Live data stream from seas direct to you

A headline buried deep in the "Local" section in San Jose Mercury News which read "Sunnyvale-based Liquid Robotics' Wave Glider explores the seas" made for interesting reading. So, here is a small company born from curiosity of a few guys who just wanted to record whales in their natural habitat becoming a valley success story. Nothing new about that. There have been a few like them before. I will not even bother naming a few of these start-ups, preferring to leave that to the reader to search in the unlikely chance they cannot name a few without any aids.

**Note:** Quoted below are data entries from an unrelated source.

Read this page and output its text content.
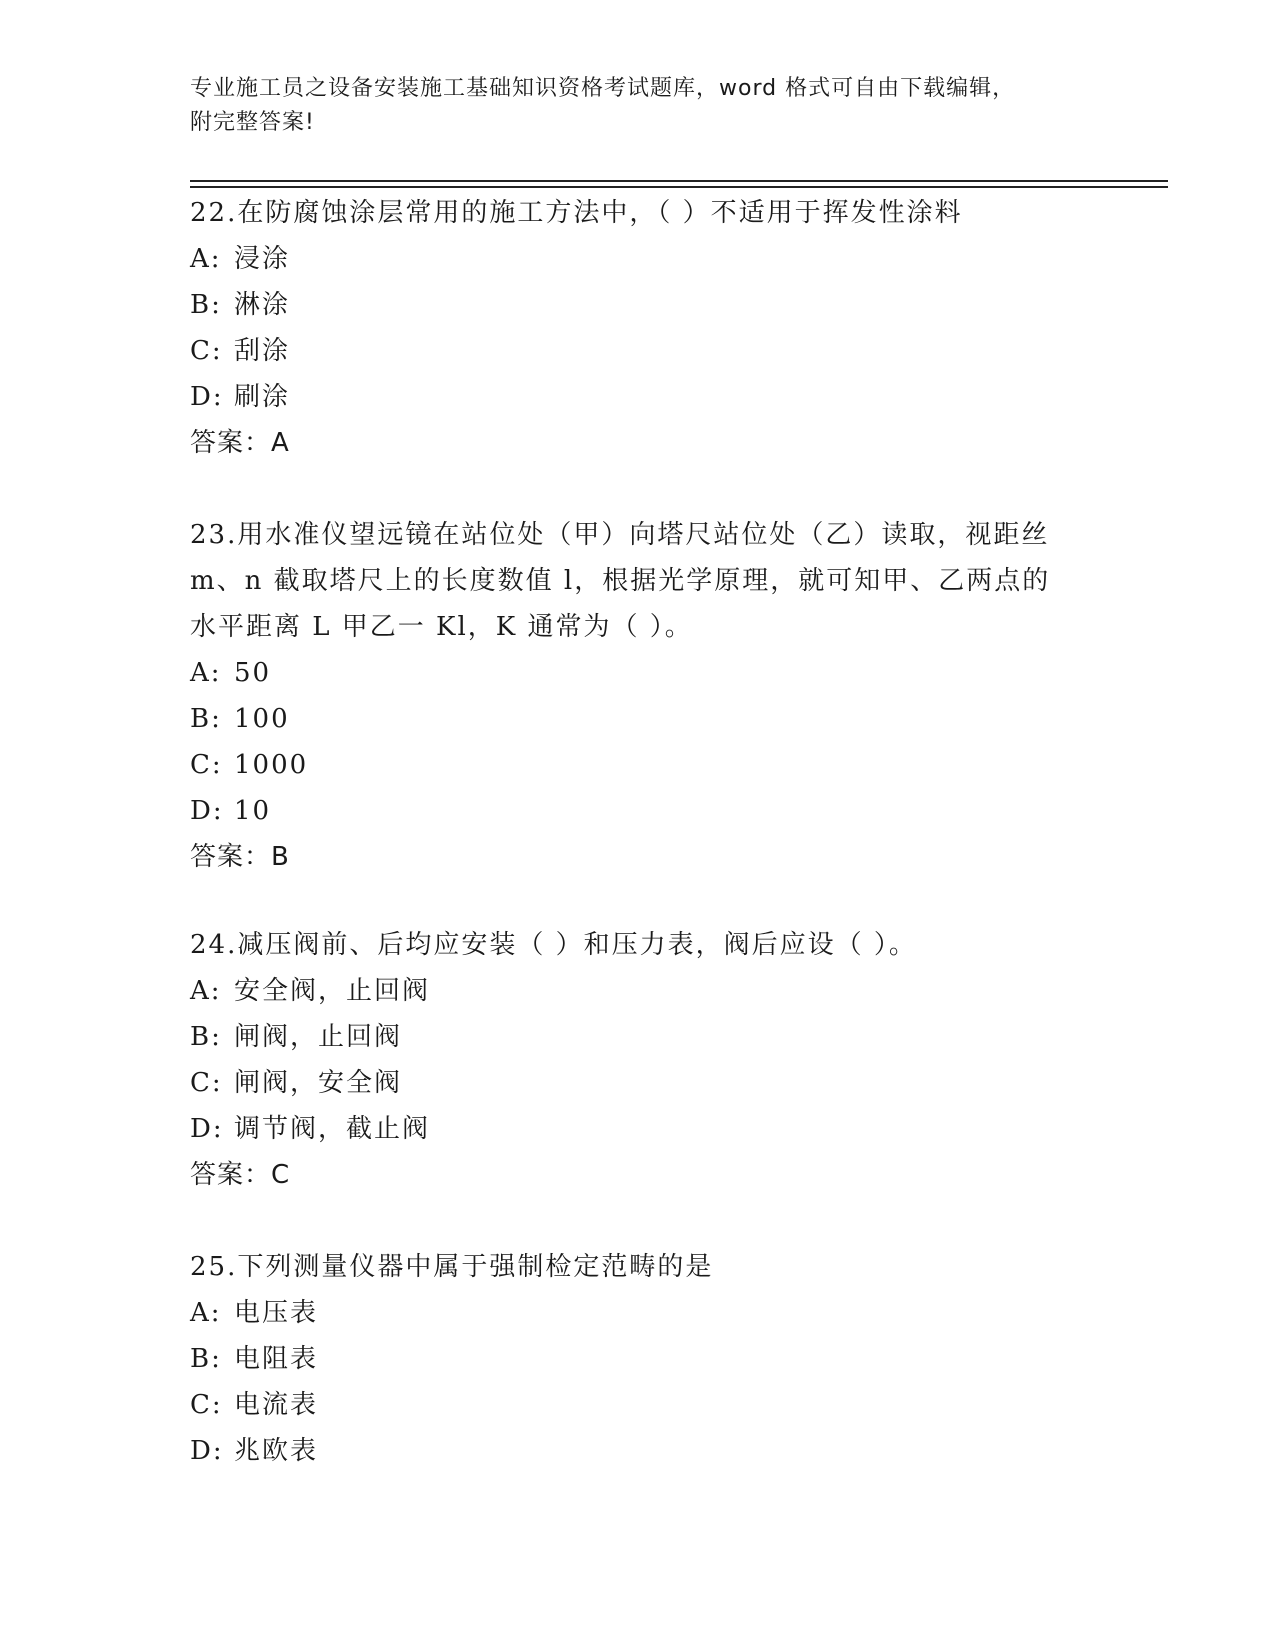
专业施工员之设备安装施工基础知识资格考试题库，word 格式可自由下载编辑，
附完整答案!
22.在防腐蚀涂层常用的施工方法中，（ ）不适用于挥发性涂料
A: 浸涂
B: 淋涂
C: 刮涂
D: 刷涂
答案：A
23.用水准仪望远镜在站位处（甲）向塔尺站位处（乙）读取，视距丝
m、n 截取塔尺上的长度数值 l，根据光学原理，就可知甲、乙两点的
水平距离 L 甲乙一 Kl，K 通常为（ ）。
A: 50
B: 100
C: 1000
D: 10
答案：B
24.减压阀前、后均应安装（ ）和压力表，阀后应设（ ）。
A: 安全阀，止回阀
B: 闸阀，止回阀
C: 闸阀，安全阀
D: 调节阀，截止阀
答案：C
25.下列测量仪器中属于强制检定范畴的是
A: 电压表
B: 电阻表
C: 电流表
D: 兆欧表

The fact that these unmanned, self powered (solar + wave) little robots are capable of providing real time data about the waters they are in is pretty cool. And the fact that the company is opening up the data stream to outside world to use and create apps with it makes it even more cool. So, if you have a burning desire to come up with a cool app for this data stream jump in.

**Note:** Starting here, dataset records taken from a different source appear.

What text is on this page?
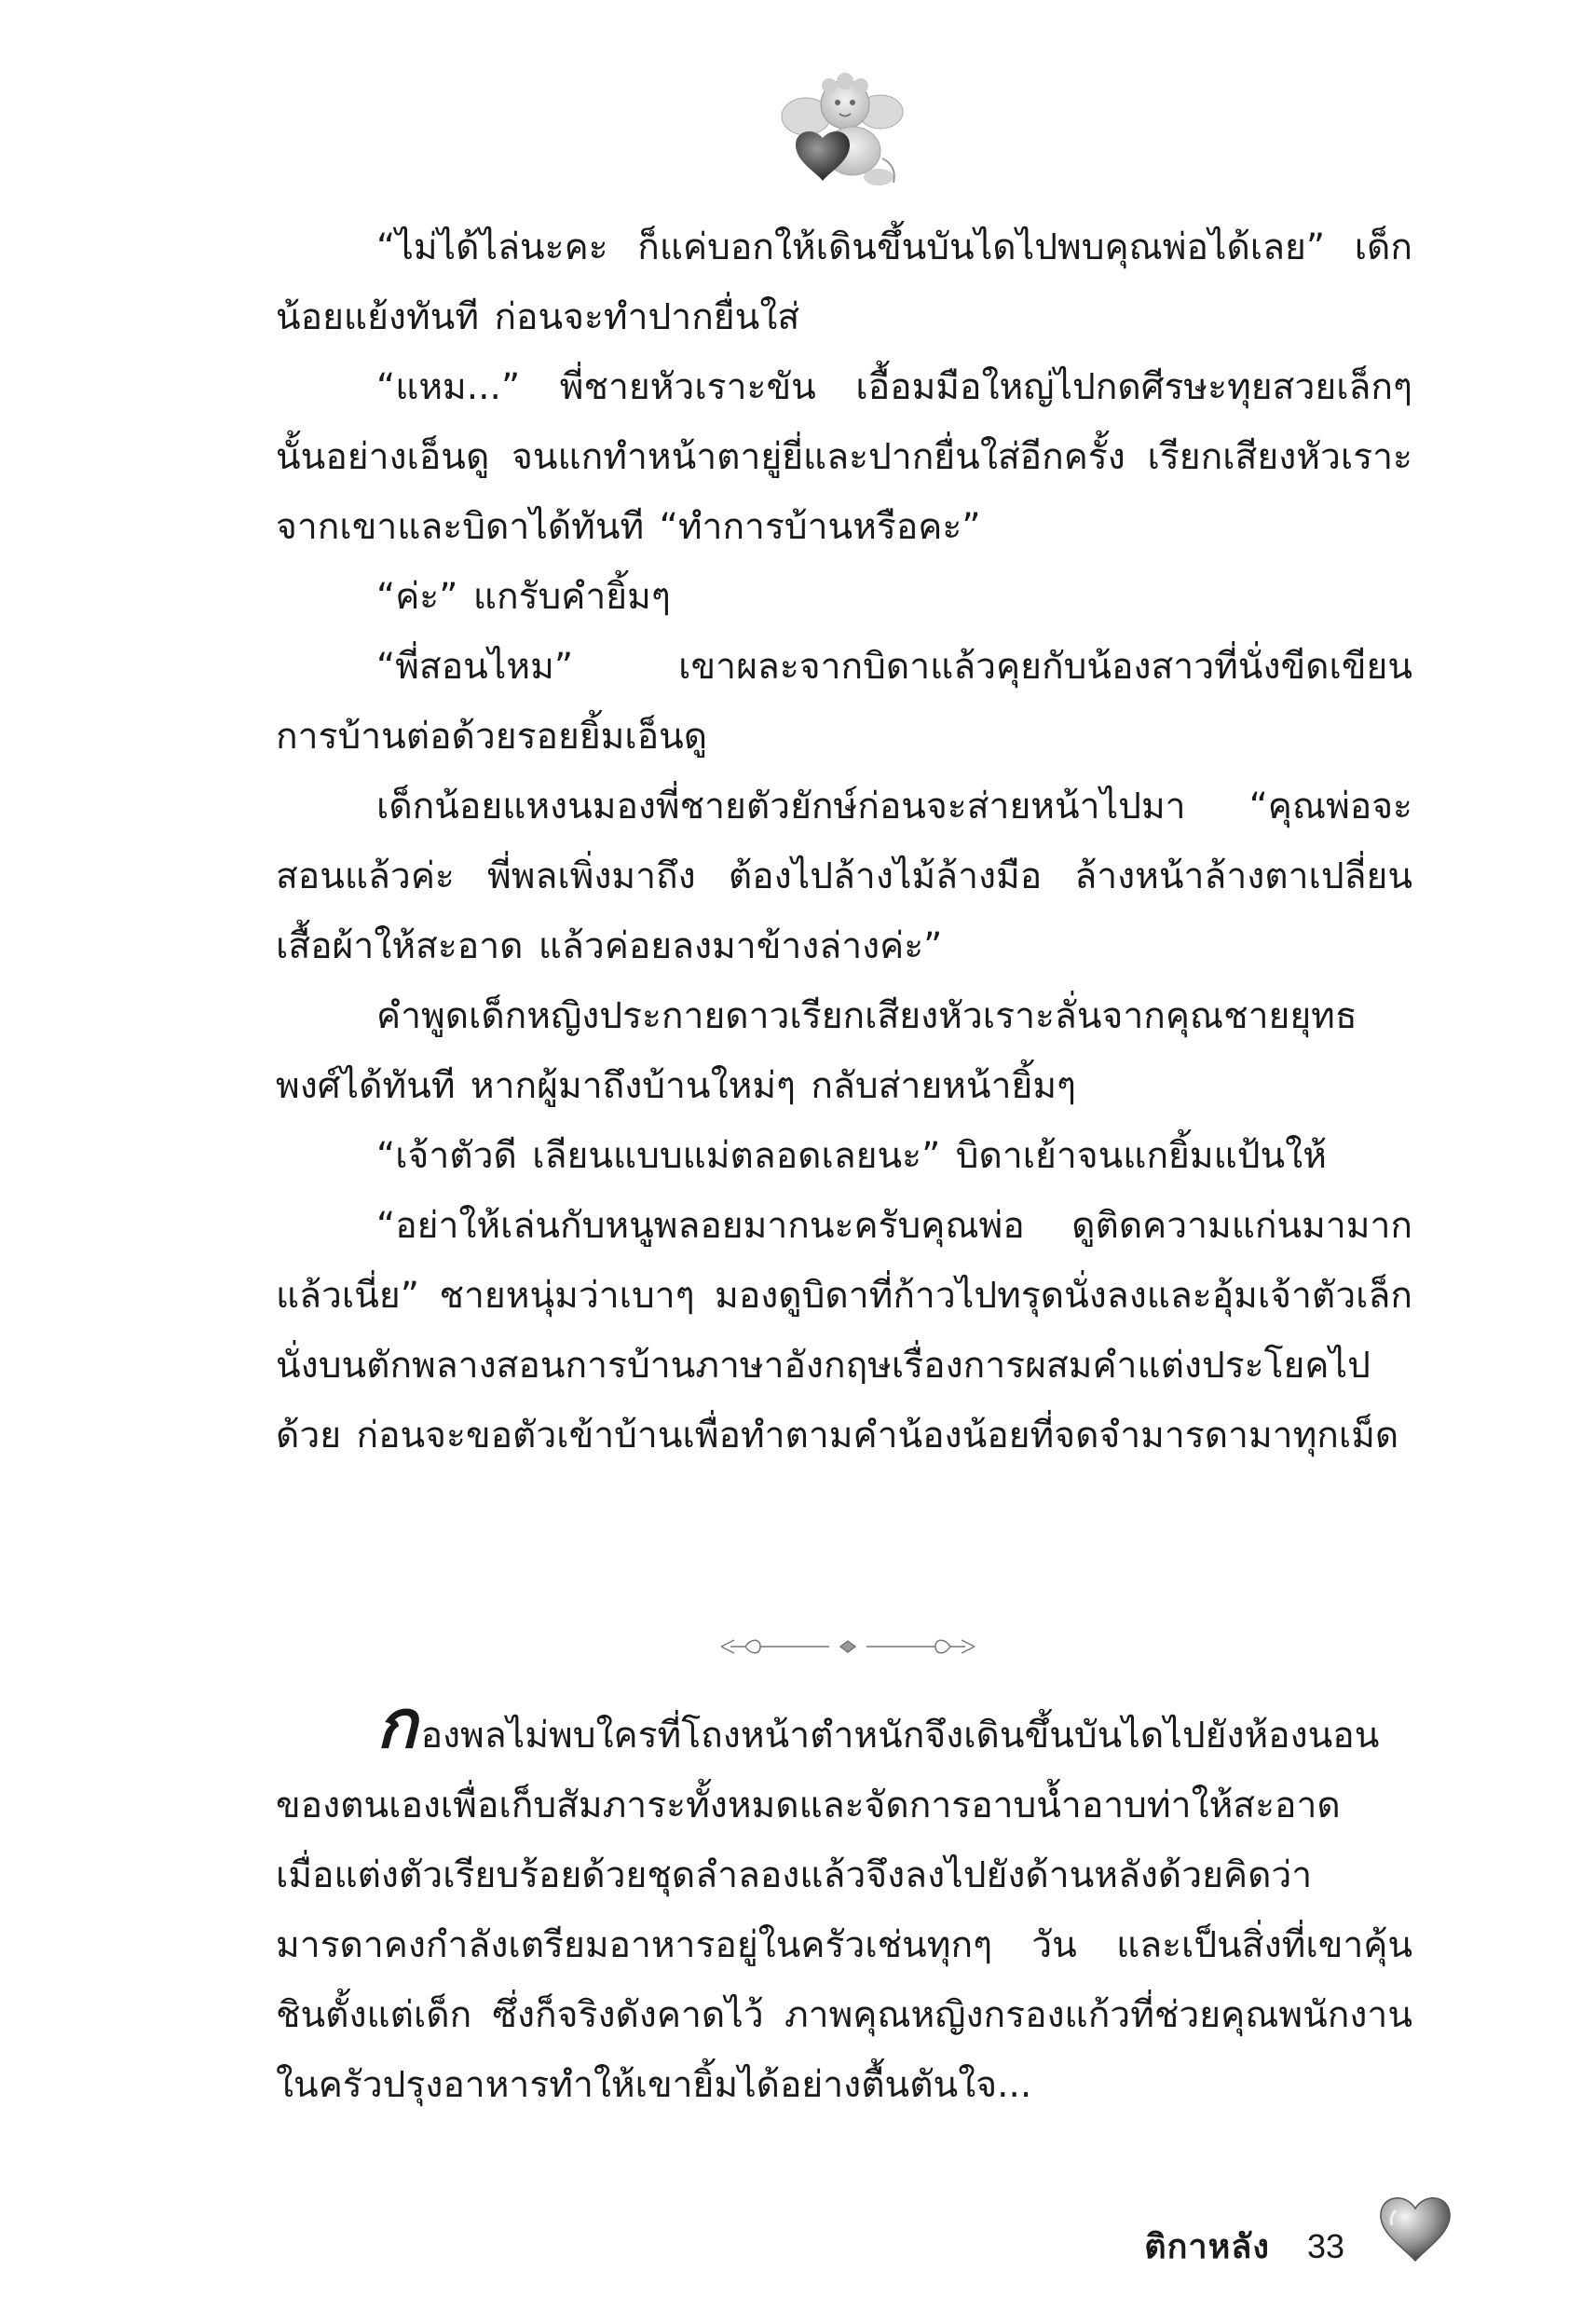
“ไม่ได้ไล่นะคะ ก็แค่บอกให้เดินขึ้นบันไดไปพบคุณพ่อได้เลย” เด็กน้อยแย้งทันที ก่อนจะทำปากยื่นใส่

“แหม...” พี่ชายหัวเราะขัน เอื้อมมือใหญ่ไปกดศีรษะทุยสวยเล็กๆ นั้นอย่างเอ็นดู จนแกทำหน้าตายู่ยี่และปากยื่นใส่อีกครั้ง เรียกเสียงหัวเราะจากเขาและบิดาได้ทันที “ทำการบ้านหรือคะ”

“ค่ะ” แกรับคำยิ้มๆ

“พี่สอนไหม” เขาผละจากบิดาแล้วคุยกับน้องสาวที่นั่งขีดเขียนการบ้านต่อด้วยรอยยิ้มเอ็นดู

เด็กน้อยแหงนมองพี่ชายตัวยักษ์ก่อนจะส่ายหน้าไปมา “คุณพ่อจะสอนแล้วค่ะ พี่พลเพิ่งมาถึง ต้องไปล้างไม้ล้างมือ ล้างหน้าล้างตาเปลี่ยนเสื้อผ้าให้สะอาด แล้วค่อยลงมาข้างล่างค่ะ”

คำพูดเด็กหญิงประกายดาวเรียกเสียงหัวเราะลั่นจากคุณชายยุทธพงศ์ได้ทันที หากผู้มาถึงบ้านใหม่ๆ กลับส่ายหน้ายิ้มๆ

“เจ้าตัวดี เลียนแบบแม่ตลอดเลยนะ” บิดาเย้าจนแกยิ้มแป้นให้

“อย่าให้เล่นกับหนูพลอยมากนะครับคุณพ่อ ดูติดความแก่นมามากแล้วเนี่ย” ชายหนุ่มว่าเบาๆ มองดูบิดาที่ก้าวไปทรุดนั่งลงและอุ้มเจ้าตัวเล็กนั่งบนตักพลางสอนการบ้านภาษาอังกฤษเรื่องการผสมคำแต่งประโยคไปด้วย ก่อนจะขอตัวเข้าบ้านเพื่อทำตามคำน้องน้อยที่จดจำมารดามาทุกเม็ด

กองพลไม่พบใครที่โถงหน้าตำหนักจึงเดินขึ้นบันไดไปยังห้องนอนของตนเองเพื่อเก็บสัมภาระทั้งหมดและจัดการอาบน้ำอาบท่าให้สะอาด เมื่อแต่งตัวเรียบร้อยด้วยชุดลำลองแล้วจึงลงไปยังด้านหลังด้วยคิดว่ามารดาคงกำลังเตรียมอาหารอยู่ในครัวเช่นทุกๆ วัน และเป็นสิ่งที่เขาคุ้นชินตั้งแต่เด็ก ซึ่งก็จริงดังคาดไว้ ภาพคุณหญิงกรองแก้วที่ช่วยคุณพนักงานในครัวปรุงอาหารทำให้เขายิ้มได้อย่างตื้นตันใจ...

ติกาหลัง 33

From the article linked above:

In hopes of inspiring the global science community to get their innovative juices flowing as well, Liquid Robotics is wrapping up a grand challenge it launched in 2011. The Pacific Cross Challenge had four Wave Gliders travel together to Hawaii and then took separate routes across the Pacific Ocean, one pair arriving in Japan and the other in Australia.

The gliders were routed across regions that had never before been remotely surveyed. They continuously transmitted data on salinity and water temperature, waves, weather, fluorescence and dissolved oxygen.

The challenge for the science community was to figure out what to do with the data, which was made available online in near-real time.